Azure makes it much easier to choose a virtual machine type than other cloud computing providers. Azure’s VM packages offer a more simplified and compact experience than other providers. This makes it easier to make the right decision when you need to sell your business soul and technology to the sky.
However, it is still important to think carefully about choosing a VM instance for Azure. It is easy to overprovision services and, at the same time it is easy for resources to be underprovisioned. This can lead to strange problems during testing and application installations.

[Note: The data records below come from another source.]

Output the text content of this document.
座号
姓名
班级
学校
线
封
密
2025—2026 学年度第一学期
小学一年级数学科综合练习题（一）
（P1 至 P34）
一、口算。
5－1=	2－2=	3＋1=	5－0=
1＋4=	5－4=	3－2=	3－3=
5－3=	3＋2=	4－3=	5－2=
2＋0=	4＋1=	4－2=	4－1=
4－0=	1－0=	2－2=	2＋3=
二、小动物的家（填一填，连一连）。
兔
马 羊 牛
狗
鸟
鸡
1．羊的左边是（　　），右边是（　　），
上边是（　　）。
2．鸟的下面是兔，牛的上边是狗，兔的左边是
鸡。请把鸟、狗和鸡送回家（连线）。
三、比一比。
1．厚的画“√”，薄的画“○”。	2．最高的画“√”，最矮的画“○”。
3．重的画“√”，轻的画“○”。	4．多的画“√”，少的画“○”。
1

Today we’ll be going through the alphabet soup of Azure VMs. We’ll start by giving a brief overview of typical workloads, and which Azure VM instance to use. You can find more information about Azure’s VM types and examples of workloads in the Azure help section.
Which Azure VM should you use for Workloads?

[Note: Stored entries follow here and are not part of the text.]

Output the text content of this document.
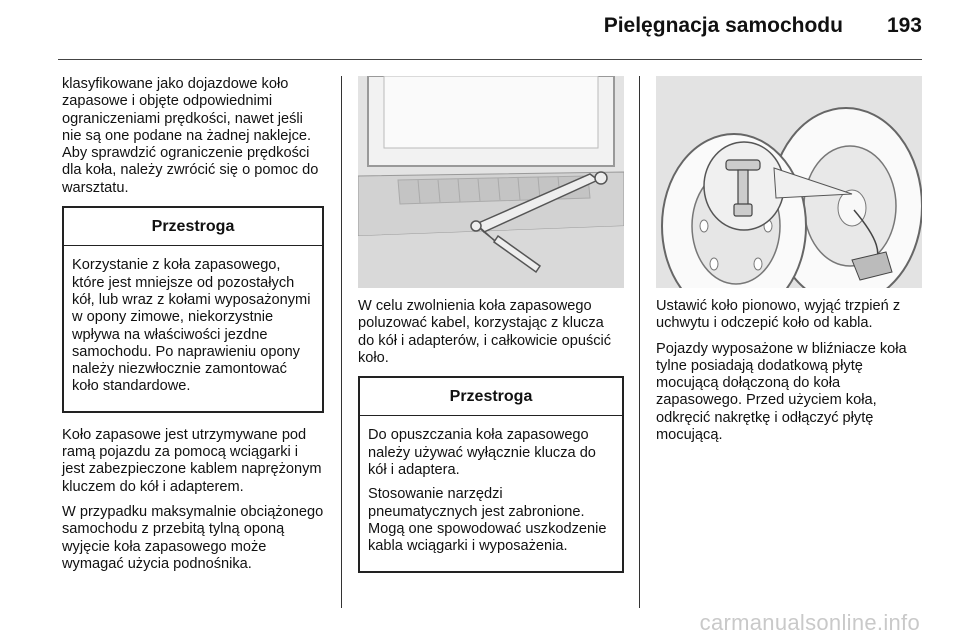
Pielęgnacja samochodu 193

klasyfikowane jako dojazdowe koło zapasowe i objęte odpowiednimi ograniczeniami prędkości, nawet jeśli nie są one podane na żadnej naklejce. Aby sprawdzić ograniczenie prędkości dla koła, należy zwrócić się o pomoc do warsztatu.

Przestroga

Korzystanie z koła zapasowego, które jest mniejsze od pozostałych kół, lub wraz z kołami wyposażonymi w opony zimowe, niekorzystnie wpływa na właściwości jezdne samochodu. Po naprawieniu opony należy niezwłocznie zamontować koło standardowe.

Koło zapasowe jest utrzymywane pod ramą pojazdu za pomocą wciągarki i jest zabezpieczone kablem naprężonym kluczem do kół i adapterem.

W przypadku maksymalnie obciążonego samochodu z przebitą tylną oponą wyjęcie koła zapasowego może wymagać użycia podnośnika.

W celu zwolnienia koła zapasowego poluzować kabel, korzystając z klucza do kół i adapterów, i całkowicie opuścić koło.

Przestroga

Do opuszczania koła zapasowego należy używać wyłącznie klucza do kół i adaptera.

Stosowanie narzędzi pneumatycznych jest zabronione. Mogą one spowodować uszkodzenie kabla wciągarki i wyposażenia.

Ustawić koło pionowo, wyjąć trzpień z uchwytu i odczepić koło od kabla.

Pojazdy wyposażone w bliźniacze koła tylne posiadają dodatkową płytę mocującą dołączoną do koła zapasowego. Przed użyciem koła, odkręcić nakrętkę i odłączyć płytę mocującą.

carmanualsonline.info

Azure VMs come in a variety of configurations depending on the hardware and performance they support. We can help you choose the right Azure VM.
We know that sometimes you have limited time and need to find an answer. Here’s the tl:dr version of which Azure VM to use:
Type of VM
Use the Case
A-Series
Tiny web servers (blogs with low traffic, low processing), testing, development, small to moderate databases, proof of concept, or MVP app staging
Bs-Series
Tiny web servers (blogs with low traffic, low processing), testing, development, small to moderate databases, proof of concept, or MVP app staging
D-Series
CRM systems, more extensive database, web-servers, web-servers, small production apps with medium web traffic, desktop virtualization and e-commerce, enterprise-level applications
E-Series
SAP Hana, Netweaver large databases, data warehouse, data warehousing apps, analytical apps. Apps that perform heavy processing such as weather or financial apps. Apps that require heavy in-memory usage
F-Series
Apps that require more processing speed include web servers, game servers and analytics servers.
G-Series
Large databases, ERP solutions and SAP apps, data warehouse, data warehousing, and apps that use lots of memory are all examples.
H-Series
For high-performance applications
Cited from Azure
Fluid dynamics, finite element analysis and seismic processing, reservoir simplification, risk analysis, electronic device automation, rendering, Spark weather modeling, quantum simulations, computational chemistry, heat-transfer simulation
Ls-Series
High-performance databases and applications that require high storage throughput
M-Series
SAP HANA, high-performance databases, massive parallel computing, large in-memory apps like Redis and Hekaton, High-performance databases
Mv2-Series
Large in-memory apps like Redis and Hekaton
N-Series
Anything that uses a GPU (Desktop games VM, machine learning, etc
Okay. Okay.
Although choosing an Azure VM class may seem daunting at first glance, once you understand what each Azure VM tier offers, it becomes easy to choose a VM instance. So, let’s get started!
Let’s first separate Azure VMs according to their age. The most significant difference between Azure VM Tiers is the age of the hardware used to support them. The A, B and D series VMs use older hardware such as Broadwell and Ice Lake CPUs. The E, F and H series use newer Intel Scalable Xeon CPUs and AMD Epyc CPUs.
Each VM class has its own storage and memory types. The A, B and D Azure VM instances will have slower memory and slower mechanical or SSD storage drives. The E, F, H and L Azure VM instances will have faster memory as well as NVME drives.
Azure N class VM instances are a class apart. This Azure VM class includes GPUs. The Azure N VM instances run on Nvidia Tesla GPUs and do not have access the dedicated graphics processor. If you are looking to create your own cloud gaming services or need GPU acceleration, please visit the GPU Acceleration page.